次世代型都市「スマートシティ」 仙台・荒井東で事業構想

スマートシティー構想の本格的な検討が始まる仙台市若林区荒井東地区
スマートシティー構想の本格的な検討が始まる仙台市若林区荒井東地区

河北新報120124】日立製作所とNTTグループ4社は、東日本大震災の津波被災地の移転候補先になっている仙台市若林区荒井東地区で、環境負荷の小さい次世代型都市「スマートシティー」の実現に向けた検討を本格的に始める。地元の推進団体と連携し、2015年度開業予定の市地下鉄東西線の荒井駅(仮称)南側の区画整理事業用地内に、メガソーラー(大規模太陽光発電所)を設け、公的施設などに電気を供給する構想。地下鉄開業時をめどに実現したい考えだ。

 グループ4社はエネルギー事業などを手掛けるNTTファシリティーズ、NTT東日本、NTTドコモ、持ち株会社のNTT(いずれも東京)。

 

地元の推進団体は荒井東土地区画整理組合の関係者らでつくる「アライグリーンシティ構想委員会」で、元東北大大学院教授の建築家大村虔一氏が委員長を務める。仙台市や東北大も協力するほか、地元企業などにも参加を呼び掛ける。

 構想はメガソーラーのほか、ガスエンジンなどによるコージェネレーション(熱電併給)施設を整備し、電気や熱を地区内で賄うようにする。木質バイオマスの導入も検討する。総事業費は数百億円規模の見通しという。

 荒井東地区の区画整理事業は約34ヘクタールに1600戸の住宅が建つ計画。土地区画整理組合は病院などの誘致を目指しており、発電した電気を供給する。現行法では供給が認められていない一般家庭に供給する方策も探る。

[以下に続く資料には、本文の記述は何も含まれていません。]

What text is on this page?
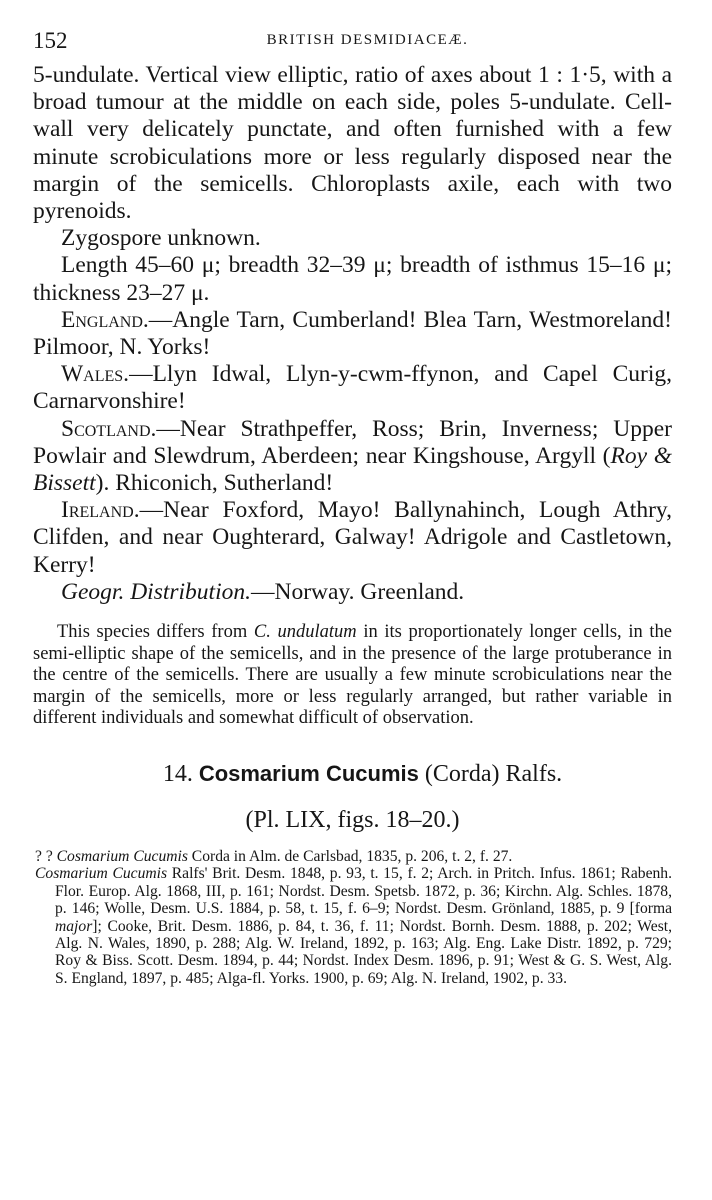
152	BRITISH DESMIDIACEÆ.

5-undulate. Vertical view elliptic, ratio of axes about 1 : 1·5, with a broad tumour at the middle on each side, poles 5-undulate. Cell-wall very delicately punctate, and often furnished with a few minute scrobiculations more or less regularly disposed near the margin of the semicells. Chloroplasts axile, each with two pyrenoids.

Zygospore unknown.

Length 45–60 μ; breadth 32–39 μ; breadth of isthmus 15–16 μ; thickness 23–27 μ.

England.—Angle Tarn, Cumberland! Blea Tarn, Westmoreland! Pilmoor, N. Yorks!

Wales.—Llyn Idwal, Llyn-y-cwm-ffynon, and Capel Curig, Carnarvonshire!

Scotland.—Near Strathpeffer, Ross; Brin, Inverness; Upper Powlair and Slewdrum, Aberdeen; near Kingshouse, Argyll (Roy & Bissett). Rhiconich, Sutherland!

Ireland.—Near Foxford, Mayo! Ballynahinch, Lough Athry, Clifden, and near Oughterard, Galway! Adrigole and Castletown, Kerry!

Geogr. Distribution.—Norway. Greenland.

This species differs from C. undulatum in its proportionately longer cells, in the semi-elliptic shape of the semicells, and in the presence of the large protuberance in the centre of the semicells. There are usually a few minute scrobiculations near the margin of the semicells, more or less regularly arranged, but rather variable in different individuals and somewhat difficult of observation.

14. Cosmarium Cucumis (Corda) Ralfs.
(Pl. LIX, figs. 18–20.)

? ? Cosmarium Cucumis Corda in Alm. de Carlsbad, 1835, p. 206, t. 2, f. 27.

Cosmarium Cucumis Ralfs' Brit. Desm. 1848, p. 93, t. 15, f. 2; Arch. in Pritch. Infus. 1861; Rabenh. Flor. Europ. Alg. 1868, III, p. 161; Nordst. Desm. Spetsb. 1872, p. 36; Kirchn. Alg. Schles. 1878, p. 146; Wolle, Desm. U.S. 1884, p. 58, t. 15, f. 6–9; Nordst. Desm. Grönland, 1885, p. 9 [forma major]; Cooke, Brit. Desm. 1886, p. 84, t. 36, f. 11; Nordst. Bornh. Desm. 1888, p. 202; West, Alg. N. Wales, 1890, p. 288; Alg. W. Ireland, 1892, p. 163; Alg. Eng. Lake Distr. 1892, p. 729; Roy & Biss. Scott. Desm. 1894, p. 44; Nordst. Index Desm. 1896, p. 91; West & G. S. West, Alg. S. England, 1897, p. 485; Alga-fl. Yorks. 1900, p. 69; Alg. N. Ireland, 1902, p. 33.
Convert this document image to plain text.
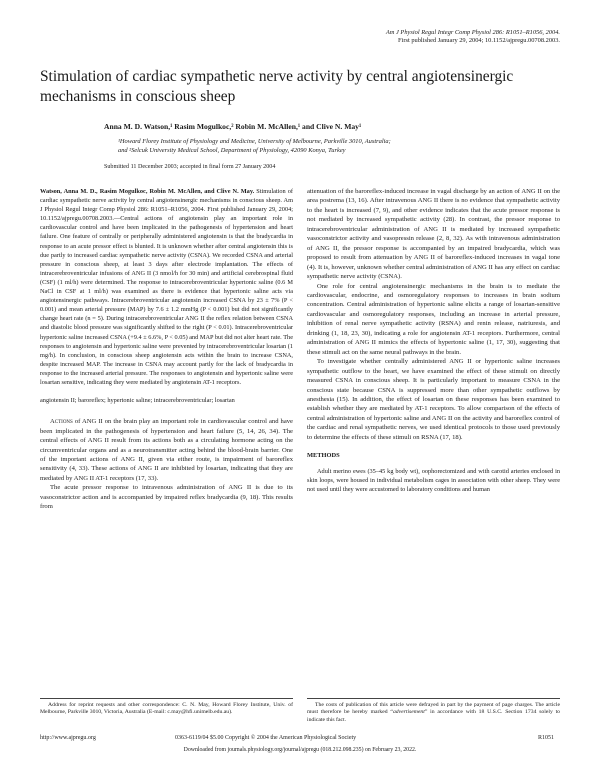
Am J Physiol Regul Integr Comp Physiol 286: R1051–R1056, 2004.
First published January 29, 2004; 10.1152/ajpregu.00708.2003.
Stimulation of cardiac sympathetic nerve activity by central angiotensinergic mechanisms in conscious sheep
Anna M. D. Watson,¹ Rasim Mogulkoc,² Robin M. McAllen,¹ and Clive N. May¹
¹Howard Florey Institute of Physiology and Medicine, University of Melbourne, Parkville 3010, Australia;
and ²Selcuk University Medical School, Department of Physiology, 42090 Konya, Turkey
Submitted 11 December 2003; accepted in final form 27 January 2004
Watson, Anna M. D., Rasim Mogulkoc, Robin M. McAllen, and Clive N. May. Stimulation of cardiac sympathetic nerve activity by central angiotensinergic mechanisms in conscious sheep. Am J Physiol Regul Integr Comp Physiol 286: R1051–R1056, 2004. First published January 29, 2004; 10.1152/ajpregu.00708.2003.—Central actions of angiotensin play an important role in cardiovascular control and have been implicated in the pathogenesis of hypertension and heart failure. One feature of centrally or peripherally administered angiotensin is that the bradycardia in response to an acute pressor effect is blunted. It is unknown whether after central angiotensin this is due partly to increased cardiac sympathetic nerve activity (CSNA). We recorded CSNA and arterial pressure in conscious sheep, at least 3 days after electrode implantation. The effects of intracerebroventricular infusions of ANG II (3 nmol/h for 30 min) and artificial cerebrospinal fluid (CSF) (1 ml/h) were determined. The response to intracerebroventricular hypertonic saline (0.6 M NaCl in CSF at 1 ml/h) was examined as there is evidence that hypertonic saline acts via angiotensinergic pathways. Intracerebroventricular angiotensin increased CSNA by 23 ± 7% (P < 0.001) and mean arterial pressure (MAP) by 7.6 ± 1.2 mmHg (P < 0.001) but did not significantly change heart rate (n = 5). During intracerebroventricular ANG II the reflex relation between CSNA and diastolic blood pressure was significantly shifted to the right (P < 0.01). Intracerebroventricular hypertonic saline increased CSNA (+9.4 ± 6.6%, P < 0.05) and MAP but did not alter heart rate. The responses to angiotensin and hypertonic saline were prevented by intracerebroventricular losartan (1 mg/h). In conclusion, in conscious sheep angiotensin acts within the brain to increase CSNA, despite increased MAP. The increase in CSNA may account partly for the lack of bradycardia in response to the increased arterial pressure. The responses to angiotensin and hypertonic saline were losartan sensitive, indicating they were mediated by angiotensin AT-1 receptors.
angiotensin II; baroreflex; hypertonic saline; intracerebroventricular; losartan

Actions of ANG II on the brain play an important role in cardiovascular control and have been implicated in the pathogenesis of hypertension and heart failure (5, 14, 26, 34). The central effects of ANG II result from its actions both as a circulating hormone acting on the circumventricular organs and as a neurotransmitter acting behind the blood-brain barrier. One of the important actions of ANG II, given via either route, is impairment of baroreflex sensitivity (4, 33). These actions of ANG II are inhibited by losartan, indicating that they are mediated by ANG II AT-1 receptors (17, 33).

The acute pressor response to intravenous administration of ANG II is due to its vasoconstrictor action and is accompanied by impaired reflex bradycardia (9, 18). This results from

attenuation of the baroreflex-induced increase in vagal discharge by an action of ANG II on the area postrema (13, 16). After intravenous ANG II there is no evidence that sympathetic activity to the heart is increased (7, 9), and other evidence indicates that the acute pressor response is not mediated by increased sympathetic activity (28). In contrast, the pressor response to intracerebroventricular administration of ANG II is mediated by increased sympathetic vasoconstrictor activity and vasopressin release (2, 8, 32). As with intravenous administration of ANG II, the pressor response is accompanied by an impaired bradycardia, which was proposed to result from attenuation by ANG II of baroreflex-induced increases in vagal tone (4). It is, however, unknown whether central administration of ANG II has any effect on cardiac sympathetic nerve activity (CSNA).

One role for central angiotensinergic mechanisms in the brain is to mediate the cardiovascular, endocrine, and osmoregulatory responses to increases in brain sodium concentration. Central administration of hypertonic saline elicits a range of losartan-sensitive cardiovascular and osmoregulatory responses, including an increase in arterial pressure, inhibition of renal nerve sympathetic activity (RSNA) and renin release, natriuresis, and drinking (1, 18, 23, 30), indicating a role for angiotensin AT-1 receptors. Furthermore, central administration of ANG II mimics the effects of hypertonic saline (1, 17, 30), suggesting that these stimuli act on the same neural pathways in the brain.

To investigate whether centrally administered ANG II or hypertonic saline increases sympathetic outflow to the heart, we have examined the effect of these stimuli on directly measured CSNA in conscious sheep. It is particularly important to measure CSNA in the conscious state because CSNA is suppressed more than other sympathetic outflows by anesthesia (15). In addition, the effect of losartan on these responses has been examined to establish whether they are mediated by AT-1 receptors. To allow comparison of the effects of central administration of hypertonic saline and ANG II on the activity and baroreflex control of the cardiac and renal sympathetic nerves, we used identical protocols to those used previously to determine the effects of these stimuli on RSNA (17, 18).

METHODS

Adult merino ewes (35–45 kg body wt), oophorectomized and with carotid arteries enclosed in skin loops, were housed in individual metabolism cages in association with other sheep. They were not used until they were accustomed to laboratory conditions and human

Address for reprint requests and other correspondence: C. N. May, Howard Florey Institute, Univ. of Melbourne, Parkville 3010, Victoria, Australia (E-mail: c.may@hfi.unimelb.edu.au).

The costs of publication of this article were defrayed in part by the payment of page charges. The article must therefore be hereby marked “advertisement” in accordance with 18 U.S.C. Section 1734 solely to indicate this fact.

http://www.ajpregu.org	0363-6119/04 $5.00 Copyright © 2004 the American Physiological Society	R1051
Downloaded from journals.physiology.org/journal/ajpregu (018.212.098.235) on February 23, 2022.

 組合は震災前から大村氏の助言を受け、スマートシティーの可能性を検討。震災後、市沿岸部の津波被災地の移転候補先にもなり、災害に強いまちづくりを目指す構想が一気に具体化した。昨年秋には構想委員会を設立。呼び掛けに応じた日立、NTTグループと実現可能性の下交渉を重ねた。

 日立は「参加企業の得意分野を生かし、復興に貢献したい」と説明。NTTファシリティーズも「より良いまちづくりを進めたい」と言う。各社は今月25日、構想委員会と本格的な協議に入る。

 大村氏は「3月をめどに実現に向けた協力体制を構築したい。(メガソーラーなど)インフラ完成後の運営に、住民が参加する仕組みも検討していく」と話す。

 太陽光など再生可能エネルギーを活用するスマートシティー構想は、被災地などで検討が相次いでいる。宮城県内では三井物産などが東松島市で、トヨタ自動車グループが大衡村での実現を目指している。